Por Gustavo Martín Manzano
Hay momentos en la vida de un deportista que determinan su futuro en este mundillo, etapas de su carrera en las que concurren una serie de factores y circunstancias que le llevan a una encrucijada de la que es difícil salir. Esta situación no sólo está provocada por causas estrictamente concernientes a su especialidad deportiva, sino que también influyen factores tanto externos como internos que inciden en el individuo en cuestión.
Podemos decir que Rafa Nadal está ahora mismo afrontando esta delicada experiencia. El que ha protagonizado gran parte de los mayores éxitos deportivos españoles del último lustro, llegando el año pasado al cénit del tenismo, con la consecución del primer puesto en la lista de la ATP, cosechaba títulos a un ritmo vertiginoso y, dada su juventud, nos hacía presagiar una gloria si cabe mayor durante los años venideros.
Sin embargo, este año no está resultando como se esperaba. A una interminable sucesión de molestias físicas que le han impedido rendir al 100%, la derrota ante Federer en la final del Masters de Madrid y su temprana eliminación en su torneo talismán hasta entonces (Roland Garros) parece que han lastrado su espíritu ganador; aunque si algo puede haber perjudicado a su ánimo muy significativamente es, sobre todo, la separación de sus padres, que ni siquiera fueron juntos a verle recoger el Premio Príncipe de Asturias.

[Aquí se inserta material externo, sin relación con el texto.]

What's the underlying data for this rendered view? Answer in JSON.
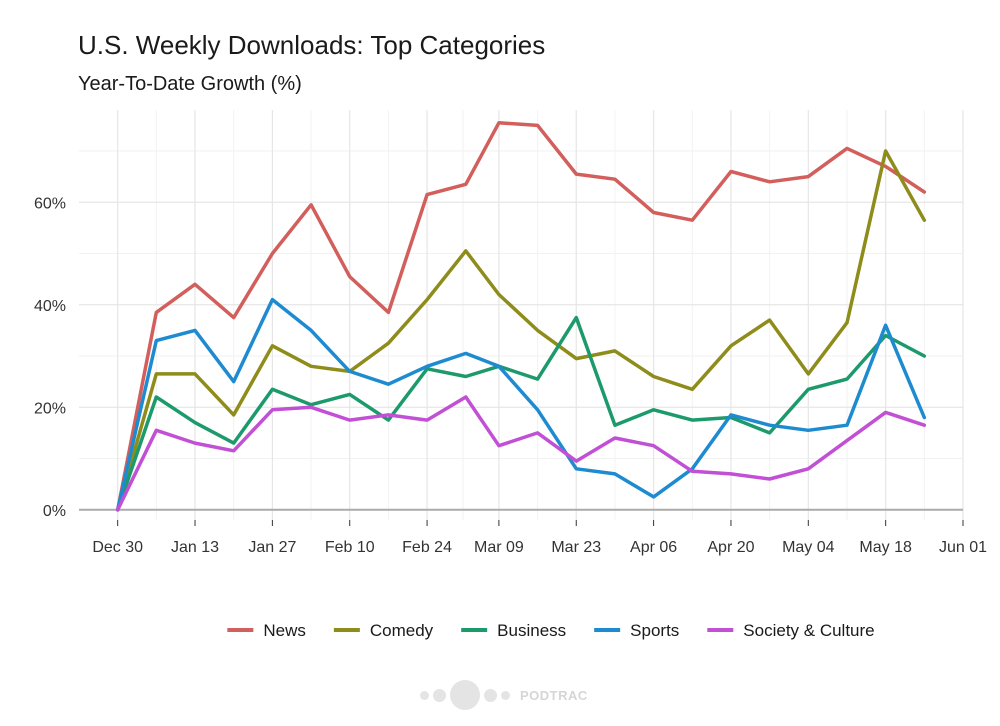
{
  "chart_data": {
    "type": "line",
    "title": "U.S. Weekly Downloads: Top Categories",
    "subtitle": "Year-To-Date Growth (%)",
    "xlabel": "",
    "ylabel": "",
    "x": [
      "2018-12-30",
      "2019-01-06",
      "2019-01-13",
      "2019-01-20",
      "2019-01-27",
      "2019-02-03",
      "2019-02-10",
      "2019-02-17",
      "2019-02-24",
      "2019-03-03",
      "2019-03-09",
      "2019-03-16",
      "2019-03-23",
      "2019-03-30",
      "2019-04-06",
      "2019-04-13",
      "2019-04-20",
      "2019-04-27",
      "2019-05-04",
      "2019-05-11",
      "2019-05-18",
      "2019-05-25"
    ],
    "x_ticks": [
      "2018-12-30",
      "2019-01-13",
      "2019-01-27",
      "2019-02-10",
      "2019-02-24",
      "2019-03-09",
      "2019-03-23",
      "2019-04-06",
      "2019-04-20",
      "2019-05-04",
      "2019-05-18",
      "2019-06-01"
    ],
    "x_tick_labels": [
      "Dec 30",
      "Jan 13",
      "Jan 27",
      "Feb 10",
      "Feb 24",
      "Mar 09",
      "Mar 23",
      "Apr 06",
      "Apr 20",
      "May 04",
      "May 18",
      "Jun 01"
    ],
    "xlim": [
      "2018-12-23",
      "2019-06-01"
    ],
    "y_ticks": [
      0,
      20,
      40,
      60
    ],
    "y_tick_labels": [
      "0%",
      "20%",
      "40%",
      "60%"
    ],
    "ylim": [
      -2,
      78
    ],
    "grid": true,
    "legend_position": "bottom",
    "series": [
      {
        "name": "News",
        "color": "#d25f5b",
        "values": [
          0,
          38.5,
          44,
          37.5,
          50,
          59.5,
          45.5,
          38.5,
          61.5,
          63.5,
          75.5,
          75,
          65.5,
          64.5,
          58,
          56.5,
          66,
          64,
          65,
          70.5,
          67,
          62
        ]
      },
      {
        "name": "Comedy",
        "color": "#8e8c1b",
        "values": [
          0,
          26.5,
          26.5,
          18.5,
          32,
          28,
          27,
          32.5,
          41,
          50.5,
          42,
          35,
          29.5,
          31,
          26,
          23.5,
          32,
          37,
          26.5,
          36.5,
          70,
          56.5
        ]
      },
      {
        "name": "Business",
        "color": "#1d9a6c",
        "values": [
          0,
          22,
          17,
          13,
          23.5,
          20.5,
          22.5,
          17.5,
          27.5,
          26,
          28,
          25.5,
          37.5,
          16.5,
          19.5,
          17.5,
          18,
          15,
          23.5,
          25.5,
          34,
          30
        ]
      },
      {
        "name": "Sports",
        "color": "#1e8bd1",
        "values": [
          0,
          33,
          35,
          25,
          41,
          35,
          27,
          24.5,
          28,
          30.5,
          28,
          19.5,
          8,
          7,
          2.5,
          8,
          18.5,
          16.5,
          15.5,
          16.5,
          36,
          18
        ]
      },
      {
        "name": "Society & Culture",
        "color": "#c150d5",
        "values": [
          0,
          15.5,
          13,
          11.5,
          19.5,
          20,
          17.5,
          18.5,
          17.5,
          22,
          12.5,
          15,
          9.5,
          14,
          12.5,
          7.5,
          7,
          6,
          8,
          13.5,
          19,
          16.5
        ]
      }
    ]
  },
  "watermark": {
    "text": "PODTRAC"
  }
}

Es ahora, en la final de la Copa Davis, cuando toca reaccionar. Tras no ganar ni un sólo set en los tres partidos del último torneo (la Copa de Maestros), y arrastrar nuevamente ciertos problemas físicos, parece que no es el mejor momento para resurgir. Sin embargo, es el momento justo para dar un golpe sobre la mesa y demostrar que sigue siendo a pesar de todo el número dos del mundo y el futuro inmediato del tenismo. ¡Vamos Rafa!